With 92 percent of the original heavy metal-laden and possibly radioactive coal ash still coating 70 miles of river bottom, river advocates are frustrated.
“This stuff is not just going to go to the bottom and stay there and not harm the environment,” Brian Williams of the Dan River Basin Association told the Charlotte Observer. “It will be an issue for many, many years to come.”
Duke Energy and state regulators say they will continue to patrol the river to find and test deposits of sediment and ash, but that it could “do more damage trying to remove all the ash than leaving it in place,” said Dianne Reid, water sciences chief for the NC Division of Water Resources, told the Observer.

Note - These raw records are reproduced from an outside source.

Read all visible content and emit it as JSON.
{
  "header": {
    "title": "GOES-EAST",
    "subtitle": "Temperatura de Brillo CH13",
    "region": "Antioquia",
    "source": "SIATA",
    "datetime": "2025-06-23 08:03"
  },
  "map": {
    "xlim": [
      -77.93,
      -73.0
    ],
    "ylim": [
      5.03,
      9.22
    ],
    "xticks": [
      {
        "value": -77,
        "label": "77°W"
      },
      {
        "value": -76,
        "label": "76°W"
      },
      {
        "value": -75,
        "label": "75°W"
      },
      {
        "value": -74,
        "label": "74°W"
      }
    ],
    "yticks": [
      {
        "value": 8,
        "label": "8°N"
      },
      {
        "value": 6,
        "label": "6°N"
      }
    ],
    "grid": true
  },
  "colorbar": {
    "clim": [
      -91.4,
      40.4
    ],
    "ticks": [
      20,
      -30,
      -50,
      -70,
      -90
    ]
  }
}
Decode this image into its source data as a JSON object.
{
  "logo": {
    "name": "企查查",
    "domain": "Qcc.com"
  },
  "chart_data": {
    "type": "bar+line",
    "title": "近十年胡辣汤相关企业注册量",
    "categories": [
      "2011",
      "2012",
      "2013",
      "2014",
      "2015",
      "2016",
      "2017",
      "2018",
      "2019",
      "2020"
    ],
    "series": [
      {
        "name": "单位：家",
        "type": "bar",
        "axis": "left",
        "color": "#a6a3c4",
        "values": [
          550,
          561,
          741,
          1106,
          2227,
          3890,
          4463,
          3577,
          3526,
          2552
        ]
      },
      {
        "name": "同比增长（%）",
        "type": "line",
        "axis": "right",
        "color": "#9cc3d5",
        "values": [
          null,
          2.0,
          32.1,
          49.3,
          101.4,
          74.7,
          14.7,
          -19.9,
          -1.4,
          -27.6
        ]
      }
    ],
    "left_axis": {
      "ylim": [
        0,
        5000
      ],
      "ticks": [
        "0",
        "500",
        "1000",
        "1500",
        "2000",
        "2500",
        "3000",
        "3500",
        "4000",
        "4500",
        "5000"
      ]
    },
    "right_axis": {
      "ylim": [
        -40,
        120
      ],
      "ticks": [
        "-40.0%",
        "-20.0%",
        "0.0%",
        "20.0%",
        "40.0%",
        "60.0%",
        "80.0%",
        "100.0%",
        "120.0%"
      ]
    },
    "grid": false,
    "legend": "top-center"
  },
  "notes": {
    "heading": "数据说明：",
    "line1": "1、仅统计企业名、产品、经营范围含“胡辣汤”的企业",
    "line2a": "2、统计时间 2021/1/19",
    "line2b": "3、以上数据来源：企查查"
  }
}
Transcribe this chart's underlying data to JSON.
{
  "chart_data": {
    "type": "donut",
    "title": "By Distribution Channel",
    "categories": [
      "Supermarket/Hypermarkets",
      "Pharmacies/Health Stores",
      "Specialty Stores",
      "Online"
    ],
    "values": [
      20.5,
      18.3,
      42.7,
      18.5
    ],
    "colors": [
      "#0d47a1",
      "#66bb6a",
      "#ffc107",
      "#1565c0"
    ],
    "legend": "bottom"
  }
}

Continuing to dredge the river would stir up the sediment on the bottom, risking the release of more preexisting toxins, like mercury and PCBs, into the water column, the state argues. The situation highlights the difficulty of remediation in river environments--once a spill happens, rehabilitating the environment is a delicate and arduous task.
Most of the coal ash is now buried under a layer of sediment. But river advocates and scientists say that doesn’t mean it will always stay there. Under certain circumnstances, like major storm or during warmer weather, metals covered by sediment can be re-released into the water column, be eaten by organisms, and work their way up the food chain.
The Dan River is especially prone to that type of re-mixing, because of surges of water released from a hydroelectric dam located upstream, according to Williams.
Arsenic is among the contaminants of concern from the Duke Energy spill; a few weeks after the original coal ash pond collapsed, causing the release into the river, regulators released video of another Duke Energy pipe leaking arsenic-laden water into the river.
Federal prosecutors launched a criminal investigation of the NC Department of Environment and Natural Resources following the spill, amid questions of lax regulatory enforcement.